Dana and Yvona Fast hold the English and Polish version of Dana’s memoirs.
Lake Clear writer to share experience in Warsaw Ghetto and survival through Nazi occupied Poland in her newly released memoir, “My Nine Lives.”
Dana Fast released her book Jan. 6 as a tribute and a legacy to her family and others to never forget the terrible tragedies and lives lost in the Holocaust in Europe during World War II.
Fast’s memoir follows her life story from when she was a little girl after Germans invaded Poland, her time in the Warsaw Ghetto, her escape from the ghetto, her life in hiding, and into her return to Poland as an adult.
Born in March 1931, Fast’s comfortable life was changed forever as Germans moved into Poland in September 1939 and later sent her family into the Warsaw Ghetto. The memories, of which she kept from her daughter and friends for many years, she now shares in her memoir so others will never forget.

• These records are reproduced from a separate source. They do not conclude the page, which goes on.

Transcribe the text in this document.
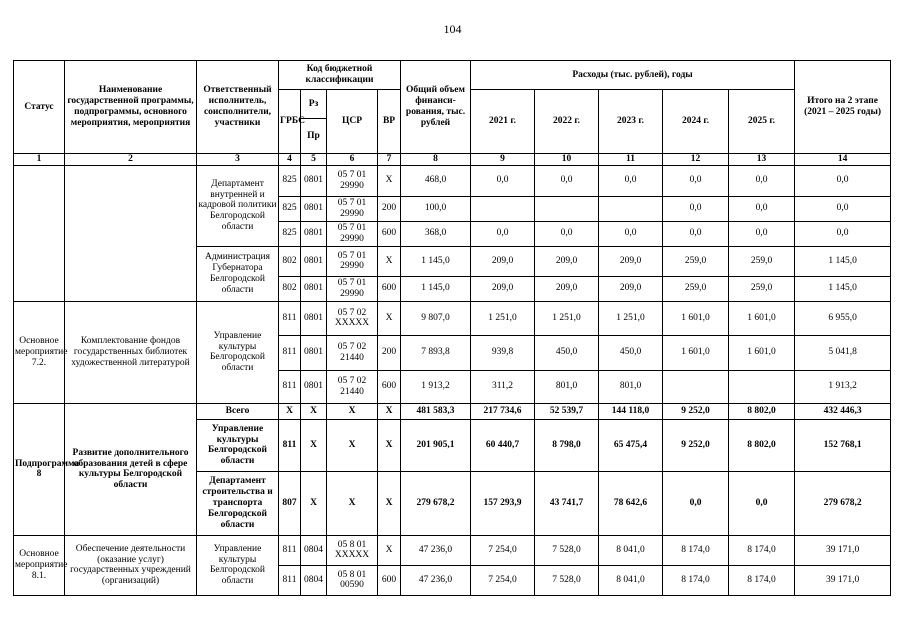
104
Статус	Наименование государственной программы, подпрограммы, основного мероприятия, мероприятия	Ответственный исполнитель, соисполнители, участники	Код бюджетной классификации				Общий объем финанси-рования, тыс. рублей	Расходы (тыс. рублей), годы					Итого на 2 этапе (2021 – 2025 годы)
			ГРБС	Рз	ЦСР	ВР		2021 г.	2022 г.	2023 г.	2024 г.	2025 г.	
				Пр									
1	2	3	4	5	6	7	8	9	10	11	12	13	14
		Департамент внутренней и кадровой политики Белгородской области	825	0801	05 7 01 29990	Х	468,0	0,0	0,0	0,0	0,0	0,0	0,0
			825	0801	05 7 01 29990	200	100,0				0,0	0,0	0,0
			825	0801	05 7 01 29990	600	368,0	0,0	0,0	0,0	0,0	0,0	0,0
		Администрация Губернатора Белгородской области	802	0801	05 7 01 29990	Х	1 145,0	209,0	209,0	209,0	259,0	259,0	1 145,0
			802	0801	05 7 01 29990	600	1 145,0	209,0	209,0	209,0	259,0	259,0	1 145,0
Основное мероприятие 7.2.	Комплектование фондов государственных библиотек художественной литературой	Управление культуры Белгородской области	811	0801	05 7 02 ХХХХХ	Х	9 807,0	1 251,0	1 251,0	1 251,0	1 601,0	1 601,0	6 955,0
			811	0801	05 7 02 21440	200	7 893,8	939,8	450,0	450,0	1 601,0	1 601,0	5 041,8
			811	0801	05 7 02 21440	600	1 913,2	311,2	801,0	801,0			1 913,2
Подпрограмма 8	Развитие дополнительного образования детей в сфере культуры Белгородской области	Всего	Х	Х	Х	Х	481 583,3	217 734,6	52 539,7	144 118,0	9 252,0	8 802,0	432 446,3
		Управление культуры Белгородской области	811	Х	Х	Х	201 905,1	60 440,7	8 798,0	65 475,4	9 252,0	8 802,0	152 768,1
		Департамент строительства и транспорта Белгородской области	807	Х	Х	Х	279 678,2	157 293,9	43 741,7	78 642,6	0,0	0,0	279 678,2
Основное мероприятие 8.1.	Обеспечение деятельности (оказание услуг) государственных учреждений (организаций)	Управление культуры Белгородской области	811	0804	05 8 01 ХХХХХ	Х	47 236,0	7 254,0	7 528,0	8 041,0	8 174,0	8 174,0	39 171,0
			811	0804	05 8 01 00590	600	47 236,0	7 254,0	7 528,0	8 041,0	8 174,0	8 174,0	39 171,0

“Here in America, the Holocaust is a part of history, but in Poland and in Europe it is closer to the skin,” Fast said.
Fast recently released her book in its English version at a party at the Left Bank Café in Saranac Lake. She is well known in the Lake Clear/Saranac Lake community for her master gardening skills.
The stories of her time in Nazi-occupied Poland were memories Fast said she originally didn’t want to remember. In the book, however, she has recounted her life for the sake of her relatives, children, and her brother, who was only 3 years old during their time in the Warsaw Ghetto. This is her legacy to the family.
“When I started this, it didn’t start as a book,” Fast said. “My friends and family wanted me to write what happened, and so I wrote small bits at a time.”
Her memoir was a 20-year labor of love that started merely as stories she would type here and there and her daughter, Yvona Fast, would edit.
Yvona said that throughout her childhood her mother would not talk about her experiences during the war. Through her mother’s book, Yvona said she can see her mother as a young girl and understand how difficult it must have been for her being unable to have a childhood.
“When you read her book you can see how much she grew up from the time she was 8 years old to when she was 14 years old,“ Yvona said.
Friends in Poland encouraged her to write because her experiences should be written before those who experienced it are gone.
“In a few more years, the people who were there will be gone,” Dana said. “If these things aren’t written now, they will die, too, and this terrible tragedy should never be forgotten.”
The book has been described as containing every emotion — from crying to laughter — from readers of the Polish version of her memoir that was released in 2010 titled, “A Jednak Sa Dobrzy Ludzie,” translated, “There are good people everywhere.” Dana hopes readers will take from her book that she and her brother couldn’t have survived without the help of those who put their lives on the line to help them.
“People can surprise you. Those who helped us could have been punished by death and yet they still did it,” Dana said. “In the worst of times you can find people who are absolutely caring and have the potential to help.”
The world has seen many tragic holocausts since the extermination of approximately 6 million Jewish men, women and children between 1933 to 1945.
“We can’t forget these things,” Dana said. “People think this was the last holocaust, but what about the genocide in Dar Fur or Rwanda? I would like to say never again, but it’s not like that.”
Dana left Poland when she was 31 years old. She traveled many places and eventually settled in the Adirondack Park almost 40 years ago. She said the Adirondacks will be the place she will spend the rest of her days.